Magallana gigas
- Crassostrea gigas (Thunberg, 1793)
- Ostrea gigas Thunberg, 1793
Magallana gigas, aussi appelée huître creuse du Pacifique (précédemment Crassostrea gigas), est une huître creuse du genre Magallana originaire du nord-ouest de l'océan Pacifique. Elle est aussi souvent dénommée « huître japonaise », mais cette dénomination ambigüe se rapporte plutôt à la Magallana nippona.
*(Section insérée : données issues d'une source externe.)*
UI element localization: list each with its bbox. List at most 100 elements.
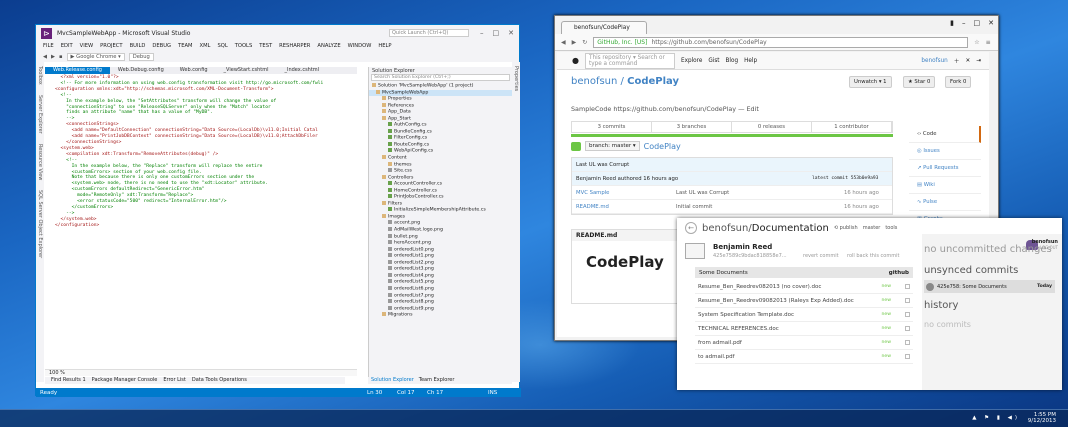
menu-item[interactable]: DEBUG	[152, 43, 171, 49]
editor-tab[interactable]: _Index.cshtml	[276, 67, 327, 74]
nav-blog[interactable]: Blog	[726, 58, 739, 64]
save-icon[interactable]: ▪	[59, 54, 63, 60]
menu-item[interactable]: XML	[200, 43, 211, 49]
unsynced-commit-item[interactable]: 425e758: Some Documents Today	[924, 280, 1055, 293]
sidenav-item[interactable]: ▤ Wiki	[909, 177, 981, 194]
stat-commits[interactable]: 3 commits	[572, 122, 652, 132]
compare-icon[interactable]	[571, 141, 581, 151]
bottom-tab[interactable]: Data Tools Operations	[192, 377, 247, 384]
view-on-github-button[interactable]: github	[889, 270, 909, 276]
sidenav-item[interactable]: ∿ Pulse	[909, 194, 981, 211]
menu-item[interactable]: ANALYZE	[317, 43, 340, 49]
repo-owner-link[interactable]: benofsun	[571, 76, 617, 87]
editor-tab[interactable]: Web.Release.config	[45, 67, 110, 74]
file-name[interactable]: MVC Sample	[576, 190, 609, 196]
nav-gist[interactable]: Gist	[708, 58, 719, 64]
branch-selector[interactable]: branch: master ▾	[585, 141, 640, 151]
zoom-level[interactable]: 100 %	[45, 369, 357, 376]
file-checkbox[interactable]	[905, 340, 910, 345]
branch-button[interactable]: master	[863, 225, 881, 231]
minimize-icon[interactable]: –	[962, 19, 966, 27]
solution-explorer-search[interactable]: Search Solution Explorer (Ctrl+;)	[371, 74, 510, 81]
bottom-tab[interactable]: Error List	[163, 377, 186, 384]
tray-icons[interactable]: ▲ ⚑ ▮ ◀)	[972, 415, 1020, 421]
menu-item[interactable]: WINDOW	[348, 43, 372, 49]
header-user[interactable]: benofsun	[921, 58, 947, 64]
star-button[interactable]: ★ Star 0	[903, 76, 936, 88]
nav-explore[interactable]: Explore	[681, 58, 702, 64]
file-row[interactable]: from admail.pdf new	[695, 336, 913, 350]
rollback-commit-button[interactable]: roll back this commit	[847, 253, 899, 259]
stat-contributors[interactable]: 1 contributor	[812, 122, 892, 132]
solution-explorer-tab[interactable]: Team Explorer	[419, 377, 455, 384]
left-dock-tab[interactable]: Server Explorer	[37, 95, 43, 134]
file-row[interactable]: README.md Initial commit 16 hours ago	[572, 200, 892, 214]
solution-explorer-tab[interactable]: Solution Explorer	[371, 377, 414, 384]
bottom-tab[interactable]: Package Manager Console	[92, 377, 158, 384]
last-commit-message[interactable]: Last UL was Corrupt	[572, 158, 892, 172]
signout-icon[interactable]: ⇥	[976, 58, 981, 64]
properties-tab[interactable]: Properties	[513, 66, 519, 91]
github-octocat-icon[interactable]: ●	[572, 56, 579, 65]
repo-path[interactable]: CodePlay	[644, 142, 681, 151]
forward-icon[interactable]: ▶	[572, 39, 577, 46]
maximize-icon[interactable]: □	[974, 19, 981, 27]
file-checkbox[interactable]	[905, 312, 910, 317]
fork-button[interactable]: Fork 0	[945, 76, 972, 88]
address-bar[interactable]: GitHub, Inc. [US] https://github.com/beno…	[593, 36, 969, 48]
file-row[interactable]: TECHNICAL REFERENCES.doc new	[695, 322, 913, 336]
back-icon[interactable]: ◀	[561, 39, 566, 46]
tree-item[interactable]: Migrations	[369, 312, 512, 319]
commit-sha[interactable]: 425e7589c9bdac818858e7...	[713, 253, 787, 259]
settings-icon[interactable]: ✕	[965, 58, 970, 64]
menu-icon[interactable]: ≡	[986, 39, 991, 46]
file-row[interactable]: MVC Sample Last UL was Corrupt 16 hours …	[572, 186, 892, 200]
menu-item[interactable]: VIEW	[80, 43, 94, 49]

Introduite dans 48 pays depuis le début du XXe siècle (1966 en France) à des fins économiques, pour remplacer les stocks d'huîtres indigènes épuisés par la surexploitation ou les maladies, elle est devenue l'huître la plus élevée au monde[1],[2]. L’instabilité de la taxinomie (cf. infra), et les différentes agrégations dans les données produites par les pays, rendent l’estimation des productions aquacoles et des captures difficiles au niveau spécifique. D’après la FAO, la production aquacole globale de Magallana gigas en 2022 était de 643 467,765 tonnes[3]. Mais cette valeur ne comprend que les données correspondant au code OYG (Huître creuse du Pacifique, « Pacific cupped oyster », Magallana gigas), pour laquelle la base FAO ne comporte aucune entrée pour la Chine[4]. En 2022, la Chine a en revanche déclaré à la FAO une production de 6 199 540 de tonnes d’huîtres listées sous le code OYC qui correspond aux « Huîtres creuses nca » (Huîtres creuses non citées ailleurs). Ces dernières recouvrent a priori 5 espèces : Crassostrea gigas, C. rivularis, C. plicatula, Ostrea denselamellosa, et C. angulata[5]. Les huîtres regroupées sous ce code OYC par la FAO représentaient en 2022 une production aquacole totale mondiale de 6 236 181,671 tonnes, la Chine représentant donc 99 % de ce total à elle seule[4]. Cette production se plaçait en 2022 à la deuxième place de toutes les productions aquacoles du monde, derrière les crevettes Penaeus vannamei qui représentaient 6.8 millions de tonnes[6].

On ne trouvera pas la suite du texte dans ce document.